I feel there is so much vulnerability that comes with it; you have to open up to get help, and I often feel like I owe them a favour for the help that was rendered.
I think I am mostly afraid of people using my vulnerability as some kind of amusement.
They would belittle you because you needed help from them, or make you go through a certain level of stress, or a constant reminder that you need them at that stage.
These are habits I personally wouldn't exhibit if the cases were reversed, making it hard for me to say I need help.
Maybe this is because they are strangers. But even to my friends who know and care about me, my brain is just wired to reject pity.
Maybe they genuinely do care, but the whole pity that comes with the help is something I hate so much.
Sometime last week, I got a power bank from a friend I genuinely wanted, but I just kept reminding myself that one day I would return the help.

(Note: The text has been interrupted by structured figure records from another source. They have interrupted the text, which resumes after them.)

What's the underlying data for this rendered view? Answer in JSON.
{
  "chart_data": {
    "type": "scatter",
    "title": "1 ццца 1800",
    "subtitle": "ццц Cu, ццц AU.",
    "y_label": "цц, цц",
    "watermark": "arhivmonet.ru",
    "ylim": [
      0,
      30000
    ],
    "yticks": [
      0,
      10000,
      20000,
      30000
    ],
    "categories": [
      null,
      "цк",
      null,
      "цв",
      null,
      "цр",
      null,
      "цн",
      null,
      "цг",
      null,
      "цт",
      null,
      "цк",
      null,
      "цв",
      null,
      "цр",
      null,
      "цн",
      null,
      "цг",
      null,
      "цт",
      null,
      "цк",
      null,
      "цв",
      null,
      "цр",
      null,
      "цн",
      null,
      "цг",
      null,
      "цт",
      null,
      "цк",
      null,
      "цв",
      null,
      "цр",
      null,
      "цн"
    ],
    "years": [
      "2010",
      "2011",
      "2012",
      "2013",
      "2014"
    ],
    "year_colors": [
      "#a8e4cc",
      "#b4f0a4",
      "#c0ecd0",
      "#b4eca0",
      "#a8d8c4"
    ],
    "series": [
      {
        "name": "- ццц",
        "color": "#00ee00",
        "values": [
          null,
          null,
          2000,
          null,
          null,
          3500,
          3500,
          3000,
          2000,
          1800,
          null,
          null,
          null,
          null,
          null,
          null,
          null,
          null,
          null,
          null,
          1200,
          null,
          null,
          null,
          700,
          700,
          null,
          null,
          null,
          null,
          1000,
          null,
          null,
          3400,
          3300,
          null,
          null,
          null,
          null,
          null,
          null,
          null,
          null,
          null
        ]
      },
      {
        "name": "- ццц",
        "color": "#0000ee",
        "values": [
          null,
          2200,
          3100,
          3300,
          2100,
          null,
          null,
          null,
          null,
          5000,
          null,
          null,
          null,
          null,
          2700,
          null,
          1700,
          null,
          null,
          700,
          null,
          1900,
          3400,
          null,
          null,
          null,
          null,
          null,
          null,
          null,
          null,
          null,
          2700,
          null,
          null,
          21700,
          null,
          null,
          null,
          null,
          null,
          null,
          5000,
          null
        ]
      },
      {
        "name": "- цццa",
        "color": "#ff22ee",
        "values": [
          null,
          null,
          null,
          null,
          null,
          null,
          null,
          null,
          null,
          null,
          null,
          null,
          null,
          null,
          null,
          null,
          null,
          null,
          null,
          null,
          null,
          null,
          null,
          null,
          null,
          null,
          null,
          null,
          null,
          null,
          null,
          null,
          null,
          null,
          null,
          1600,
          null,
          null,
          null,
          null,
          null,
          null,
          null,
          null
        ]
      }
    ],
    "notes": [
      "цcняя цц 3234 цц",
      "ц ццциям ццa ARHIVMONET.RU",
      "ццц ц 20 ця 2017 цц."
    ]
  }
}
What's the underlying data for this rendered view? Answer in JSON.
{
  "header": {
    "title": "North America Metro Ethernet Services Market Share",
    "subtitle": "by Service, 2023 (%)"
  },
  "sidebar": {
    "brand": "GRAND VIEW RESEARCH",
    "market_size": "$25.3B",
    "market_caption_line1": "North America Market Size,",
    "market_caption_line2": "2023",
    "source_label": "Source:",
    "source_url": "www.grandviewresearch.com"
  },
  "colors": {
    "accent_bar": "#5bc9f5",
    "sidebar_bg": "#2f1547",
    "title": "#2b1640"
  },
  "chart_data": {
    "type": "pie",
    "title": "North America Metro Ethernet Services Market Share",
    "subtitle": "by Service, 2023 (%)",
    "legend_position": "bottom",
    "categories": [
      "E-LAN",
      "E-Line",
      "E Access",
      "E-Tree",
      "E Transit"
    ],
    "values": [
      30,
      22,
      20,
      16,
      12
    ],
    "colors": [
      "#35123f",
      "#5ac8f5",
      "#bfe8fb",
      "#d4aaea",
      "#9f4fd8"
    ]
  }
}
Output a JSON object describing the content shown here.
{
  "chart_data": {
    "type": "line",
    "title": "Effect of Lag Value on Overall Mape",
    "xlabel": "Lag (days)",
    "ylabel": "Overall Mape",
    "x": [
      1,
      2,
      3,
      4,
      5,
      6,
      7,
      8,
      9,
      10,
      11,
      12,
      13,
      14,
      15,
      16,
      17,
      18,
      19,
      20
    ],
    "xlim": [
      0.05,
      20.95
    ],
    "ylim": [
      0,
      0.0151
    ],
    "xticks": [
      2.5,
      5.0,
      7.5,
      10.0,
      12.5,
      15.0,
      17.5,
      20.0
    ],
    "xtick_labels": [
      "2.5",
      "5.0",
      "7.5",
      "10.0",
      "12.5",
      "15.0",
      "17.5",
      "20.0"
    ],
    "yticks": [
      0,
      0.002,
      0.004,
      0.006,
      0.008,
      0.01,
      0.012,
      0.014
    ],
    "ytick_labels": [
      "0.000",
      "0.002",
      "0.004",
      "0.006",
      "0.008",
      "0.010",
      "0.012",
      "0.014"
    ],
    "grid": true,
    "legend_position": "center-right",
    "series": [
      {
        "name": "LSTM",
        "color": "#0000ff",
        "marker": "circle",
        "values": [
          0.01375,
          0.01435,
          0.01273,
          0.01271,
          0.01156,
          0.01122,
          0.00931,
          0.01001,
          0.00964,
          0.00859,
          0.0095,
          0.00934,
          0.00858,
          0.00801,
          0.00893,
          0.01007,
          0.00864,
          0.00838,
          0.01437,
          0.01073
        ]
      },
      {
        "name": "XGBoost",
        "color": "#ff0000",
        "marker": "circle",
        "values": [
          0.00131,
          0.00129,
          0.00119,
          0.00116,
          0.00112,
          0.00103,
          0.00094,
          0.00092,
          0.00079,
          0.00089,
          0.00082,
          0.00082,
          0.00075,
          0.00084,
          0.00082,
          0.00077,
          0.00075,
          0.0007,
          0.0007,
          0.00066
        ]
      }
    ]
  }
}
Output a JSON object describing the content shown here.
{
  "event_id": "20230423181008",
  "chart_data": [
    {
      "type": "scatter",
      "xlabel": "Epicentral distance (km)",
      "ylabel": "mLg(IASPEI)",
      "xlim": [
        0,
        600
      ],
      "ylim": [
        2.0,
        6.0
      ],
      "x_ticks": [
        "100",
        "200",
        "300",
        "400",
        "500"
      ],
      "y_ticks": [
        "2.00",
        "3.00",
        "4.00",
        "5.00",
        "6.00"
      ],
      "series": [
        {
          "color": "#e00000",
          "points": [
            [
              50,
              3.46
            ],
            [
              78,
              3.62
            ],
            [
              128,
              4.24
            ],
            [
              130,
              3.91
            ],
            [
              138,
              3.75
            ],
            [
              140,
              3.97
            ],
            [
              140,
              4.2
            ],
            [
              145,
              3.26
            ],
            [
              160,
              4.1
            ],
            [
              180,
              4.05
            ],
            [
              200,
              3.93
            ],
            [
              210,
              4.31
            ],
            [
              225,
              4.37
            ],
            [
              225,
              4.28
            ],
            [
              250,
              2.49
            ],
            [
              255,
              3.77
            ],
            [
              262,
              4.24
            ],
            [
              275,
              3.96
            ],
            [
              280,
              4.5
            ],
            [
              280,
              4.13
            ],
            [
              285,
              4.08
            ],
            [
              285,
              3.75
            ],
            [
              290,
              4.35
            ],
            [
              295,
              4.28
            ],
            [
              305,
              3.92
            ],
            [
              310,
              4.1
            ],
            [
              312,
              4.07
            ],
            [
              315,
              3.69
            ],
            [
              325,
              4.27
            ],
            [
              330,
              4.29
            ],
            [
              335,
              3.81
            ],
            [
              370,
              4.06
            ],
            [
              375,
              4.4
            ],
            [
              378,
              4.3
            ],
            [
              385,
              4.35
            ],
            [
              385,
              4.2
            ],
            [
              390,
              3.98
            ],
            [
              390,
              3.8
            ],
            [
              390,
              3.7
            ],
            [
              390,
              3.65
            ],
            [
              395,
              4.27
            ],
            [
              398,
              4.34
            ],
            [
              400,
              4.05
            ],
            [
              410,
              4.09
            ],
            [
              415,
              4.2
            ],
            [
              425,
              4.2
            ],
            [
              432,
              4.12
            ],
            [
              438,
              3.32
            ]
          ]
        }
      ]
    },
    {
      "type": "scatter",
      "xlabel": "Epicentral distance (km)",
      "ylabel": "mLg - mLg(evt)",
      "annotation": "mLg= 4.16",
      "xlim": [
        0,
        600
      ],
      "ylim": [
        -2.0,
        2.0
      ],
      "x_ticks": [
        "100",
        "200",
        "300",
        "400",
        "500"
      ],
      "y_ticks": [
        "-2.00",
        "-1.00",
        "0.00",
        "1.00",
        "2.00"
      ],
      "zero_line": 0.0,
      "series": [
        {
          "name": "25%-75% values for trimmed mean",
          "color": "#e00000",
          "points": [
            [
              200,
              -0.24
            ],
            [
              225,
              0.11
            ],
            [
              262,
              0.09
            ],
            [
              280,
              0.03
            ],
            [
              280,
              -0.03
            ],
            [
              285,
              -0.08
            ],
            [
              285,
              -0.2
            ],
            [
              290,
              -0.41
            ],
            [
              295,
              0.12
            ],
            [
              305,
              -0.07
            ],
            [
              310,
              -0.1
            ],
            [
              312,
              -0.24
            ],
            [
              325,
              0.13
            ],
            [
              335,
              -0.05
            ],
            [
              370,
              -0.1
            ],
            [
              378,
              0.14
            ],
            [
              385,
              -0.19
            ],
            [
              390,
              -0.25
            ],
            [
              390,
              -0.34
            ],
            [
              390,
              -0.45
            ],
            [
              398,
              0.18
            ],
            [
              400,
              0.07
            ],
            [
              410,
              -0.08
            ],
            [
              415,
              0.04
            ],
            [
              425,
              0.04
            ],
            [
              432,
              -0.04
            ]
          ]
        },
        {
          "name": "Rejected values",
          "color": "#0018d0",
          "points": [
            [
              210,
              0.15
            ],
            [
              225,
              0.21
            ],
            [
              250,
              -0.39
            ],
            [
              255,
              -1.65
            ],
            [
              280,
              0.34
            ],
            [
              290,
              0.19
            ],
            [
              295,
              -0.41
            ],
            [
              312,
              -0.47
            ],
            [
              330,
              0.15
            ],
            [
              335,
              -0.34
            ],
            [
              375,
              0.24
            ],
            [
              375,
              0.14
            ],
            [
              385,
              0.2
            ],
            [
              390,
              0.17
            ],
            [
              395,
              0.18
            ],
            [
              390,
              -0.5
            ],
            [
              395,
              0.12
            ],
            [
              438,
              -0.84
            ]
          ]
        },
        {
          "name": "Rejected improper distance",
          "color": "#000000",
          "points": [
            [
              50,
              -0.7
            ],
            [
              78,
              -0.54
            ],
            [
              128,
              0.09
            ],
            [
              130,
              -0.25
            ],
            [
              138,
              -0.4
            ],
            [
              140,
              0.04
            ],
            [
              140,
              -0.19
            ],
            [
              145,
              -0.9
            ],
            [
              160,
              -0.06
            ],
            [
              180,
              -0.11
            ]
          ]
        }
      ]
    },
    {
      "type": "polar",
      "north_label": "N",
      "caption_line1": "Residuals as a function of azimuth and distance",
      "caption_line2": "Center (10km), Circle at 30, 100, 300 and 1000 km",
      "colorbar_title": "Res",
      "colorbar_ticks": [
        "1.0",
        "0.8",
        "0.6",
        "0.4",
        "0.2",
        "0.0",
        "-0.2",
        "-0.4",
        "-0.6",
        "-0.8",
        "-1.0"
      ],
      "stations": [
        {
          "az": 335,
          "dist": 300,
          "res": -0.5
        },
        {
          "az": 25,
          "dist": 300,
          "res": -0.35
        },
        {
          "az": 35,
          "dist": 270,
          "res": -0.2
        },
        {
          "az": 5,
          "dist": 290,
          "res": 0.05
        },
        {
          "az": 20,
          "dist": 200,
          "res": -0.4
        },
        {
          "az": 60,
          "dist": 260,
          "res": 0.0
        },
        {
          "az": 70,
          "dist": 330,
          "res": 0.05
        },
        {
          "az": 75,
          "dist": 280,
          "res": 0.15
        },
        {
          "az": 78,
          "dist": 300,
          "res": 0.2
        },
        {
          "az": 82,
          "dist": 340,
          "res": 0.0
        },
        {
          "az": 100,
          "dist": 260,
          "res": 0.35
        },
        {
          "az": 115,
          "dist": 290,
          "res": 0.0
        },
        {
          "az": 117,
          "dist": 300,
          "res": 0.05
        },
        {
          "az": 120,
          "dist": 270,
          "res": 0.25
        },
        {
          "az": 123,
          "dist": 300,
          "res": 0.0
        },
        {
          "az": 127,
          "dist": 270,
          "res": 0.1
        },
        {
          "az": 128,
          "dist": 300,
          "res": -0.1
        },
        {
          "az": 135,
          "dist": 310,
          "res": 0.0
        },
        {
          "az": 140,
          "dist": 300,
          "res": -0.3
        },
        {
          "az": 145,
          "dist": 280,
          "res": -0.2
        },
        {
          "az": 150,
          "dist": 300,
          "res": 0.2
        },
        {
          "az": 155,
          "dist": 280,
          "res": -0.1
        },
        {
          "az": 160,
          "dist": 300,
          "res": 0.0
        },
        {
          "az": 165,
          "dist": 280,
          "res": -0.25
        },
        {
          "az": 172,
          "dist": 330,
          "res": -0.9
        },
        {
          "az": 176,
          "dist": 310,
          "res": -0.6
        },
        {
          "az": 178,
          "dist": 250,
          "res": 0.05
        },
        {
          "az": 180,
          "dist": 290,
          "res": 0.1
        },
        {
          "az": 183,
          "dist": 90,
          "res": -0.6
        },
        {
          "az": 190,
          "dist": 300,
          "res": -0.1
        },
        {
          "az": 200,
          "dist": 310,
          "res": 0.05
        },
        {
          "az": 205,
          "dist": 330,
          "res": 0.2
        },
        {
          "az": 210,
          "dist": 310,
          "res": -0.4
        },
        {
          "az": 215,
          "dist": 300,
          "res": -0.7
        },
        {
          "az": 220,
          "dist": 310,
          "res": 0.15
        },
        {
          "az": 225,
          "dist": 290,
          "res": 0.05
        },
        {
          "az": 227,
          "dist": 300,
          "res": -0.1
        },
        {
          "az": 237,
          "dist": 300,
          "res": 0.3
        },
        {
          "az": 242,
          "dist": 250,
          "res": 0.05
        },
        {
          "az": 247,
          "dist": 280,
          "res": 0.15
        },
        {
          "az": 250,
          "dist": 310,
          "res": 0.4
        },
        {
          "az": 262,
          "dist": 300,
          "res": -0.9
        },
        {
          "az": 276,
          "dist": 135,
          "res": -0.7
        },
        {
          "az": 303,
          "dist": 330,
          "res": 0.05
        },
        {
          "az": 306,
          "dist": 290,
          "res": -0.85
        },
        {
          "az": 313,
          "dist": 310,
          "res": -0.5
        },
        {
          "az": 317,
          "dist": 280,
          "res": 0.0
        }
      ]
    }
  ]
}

Asides from that, I just feel I owe them a favour back one way or the other.
I don't know how to get myself to receive help freely.
I don't know if it is childhood trauma or a past life thing, but that thing called help, and the idea of it, stresses me out. I feel they are being too nice, and there is an after-effect to it.
My mom scolded me once about it. She said if humans can't help you, who will? We are on earth to help each other.
Although I have also met friends who didn't make showing up for me look like stress. Most times I receive the help even though I don't agree to it; they know I would never agree, and they do it regardless. I am grateful for them — the surprise packages on my birthdays, Valentine's, and any other day worth celebrating.
I now try to stay happy while receiving, and not look over my shoulder like it is some crime.
In as much as I do receive help these days, I pen them down in my heart that I would return the favour; I try to work toward that, so it wouldn't be like my friends are pouring into me more than I pour into them.